First of all, it’s worth remembering that an analogue video signal, which is what a VGA card generates, has no inherent horizontal resolution. The signal source generates a specific number of horizontal scanlines one below the other (which determines vertical resolution) at a specific refresh rate, which the monitor must be able to adapt to, but the level of detail on the horizontal axis is simply whatever the source manages to produce. A CRT monitor will not care. (LCDs on the other hand might, as they actually do try to recover the original framebuffer pixels to match them against their own pixel grid. But more on that later.) This is why some people would sometimes speak of ‘200-line’ or ‘400-line’ modes, and why the conventional notation for screen modes (e.g. ‘576i’ or ‘720p’) only mentions the vertical resolution (though for digital video it no longer really makes sense). It can be occasionally good to know when performing obscure video mode tricks.

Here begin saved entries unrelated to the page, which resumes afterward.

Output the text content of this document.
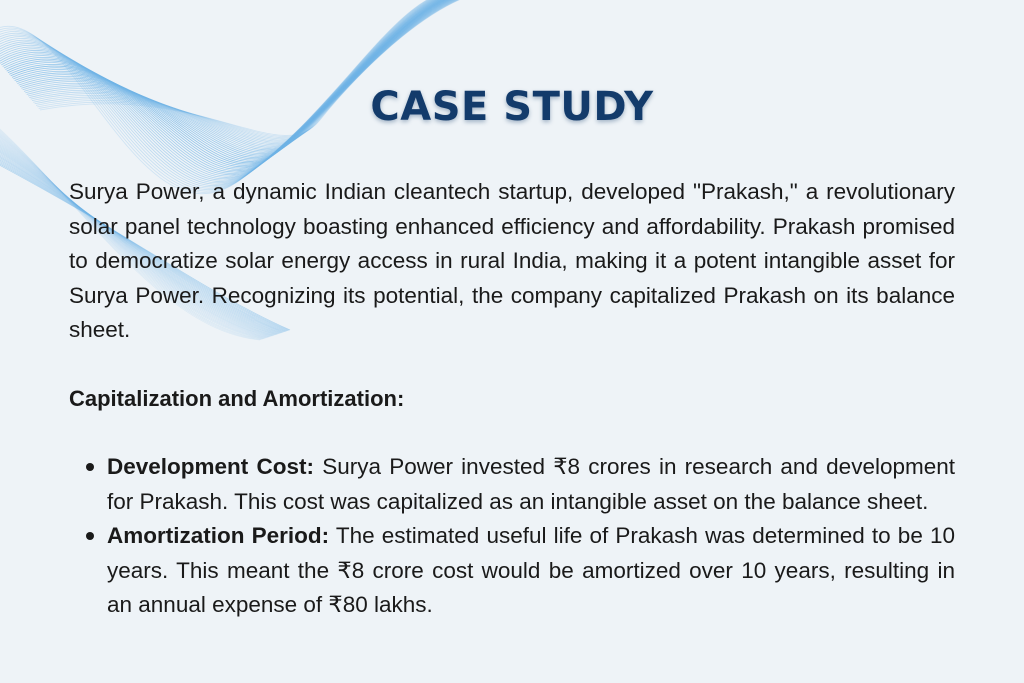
CASE STUDY

Surya Power, a dynamic Indian cleantech startup, developed "Prakash," a revolutionary solar panel technology boasting enhanced efficiency and affordability. Prakash promised to democratize solar energy access in rural India, making it a potent intangible asset for Surya Power. Recognizing its potential, the company capitalized Prakash on its balance sheet.

Capitalization and Amortization:

Development Cost: Surya Power invested ₹8 crores in research and development for Prakash. This cost was capitalized as an intangible asset on the balance sheet.
Amortization Period: The estimated useful life of Prakash was determined to be 10 years. This meant the ₹8 crore cost would be amortized over 10 years, resulting in an annual expense of ₹80 lakhs.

Furthermore, though it’s conventionally called ‘the VGA resolution’, 640×480 is not the only resolution at which VGA is able to operate. In text mode, it generates a 400p analogue video signal at 70 Hz refresh rate. A VGA-compatible monitor has to be able to show 480 scanlines in graphics mode, so it surely should be able to display a mere 400 of them when in text mode. At least that was the case at the time.
Of course the VGA card in text mode does, in fact, generate the signal from the glyph bitmaps of the character mode font, which actually has an inherent horizontal resolution. The most common text mode renders an 80×25 grid of character cells at 9×16 pixels each, giving text mode an effective resolution of 720×400 pixels. And you are of course right to notice that 640 pixels are not enough to store a whole single scanline of that mode.
However, character cells are merely often 9 pixels wide, and the glyph bitmaps are never. The glyph bitmaps are actually 8×16, drawn inside character cells that could be either 9×16 or 8×16. The ninth column of pixels in a character cell, if present, is not encoded in the glyph bitmap, but is generated by the graphics adapter: either entirely blank or, if the character index is in the box-drawing character range [0xC0, 0xE0), by repeating the eighth column. The EGA and VGA have a specific register responsible for switching between width-9 and width-8 character cells: sequencer register 1, bit 0. Toggling it will switch the effective horizontal resolution in text mode between 720 and 640 pixels. And when the VGA card is in 640×480 graphical mode, the character cells (now a software-only concept implemented by the video interrupt services) are 8 pixels wide.
As a side note, video card firmware often tweaks the font slightly when width-9 character cells are in use, to take advantage of wider character spacing. Here’s a sample of fonts from the ‘VGA Text Mode Fonts’ collection:
Stephen Kitt’s answer also points out (which I am not going to restate in entirety) that on early laptops with 640×480 LCD screens, width-9 character cells were not supported at all. And from my superficial testing, it seems they are no longer supported on relatively modern laptops either (I tried it on a couple of laptops with Intel graphics, one from 2004, the other from 2010; no width-9 font variant was installed, and toggling the register bit had no effect).0 So these days, if text mode is used at all, the horizontal resolution will probably be 640 pixels after all.
0 Interestingly, the text mode font used by DOSBox contains glyphs optimised for width-9 cells, but DOSBox does not actually implement width-9 cells either. Ironically enough, QEMU, which doesn’t actually care all that much for accuracy of reproduction, does emulate width-9 character cells (though SeaVGABIOS seems not to include a separate width-8 font variant either).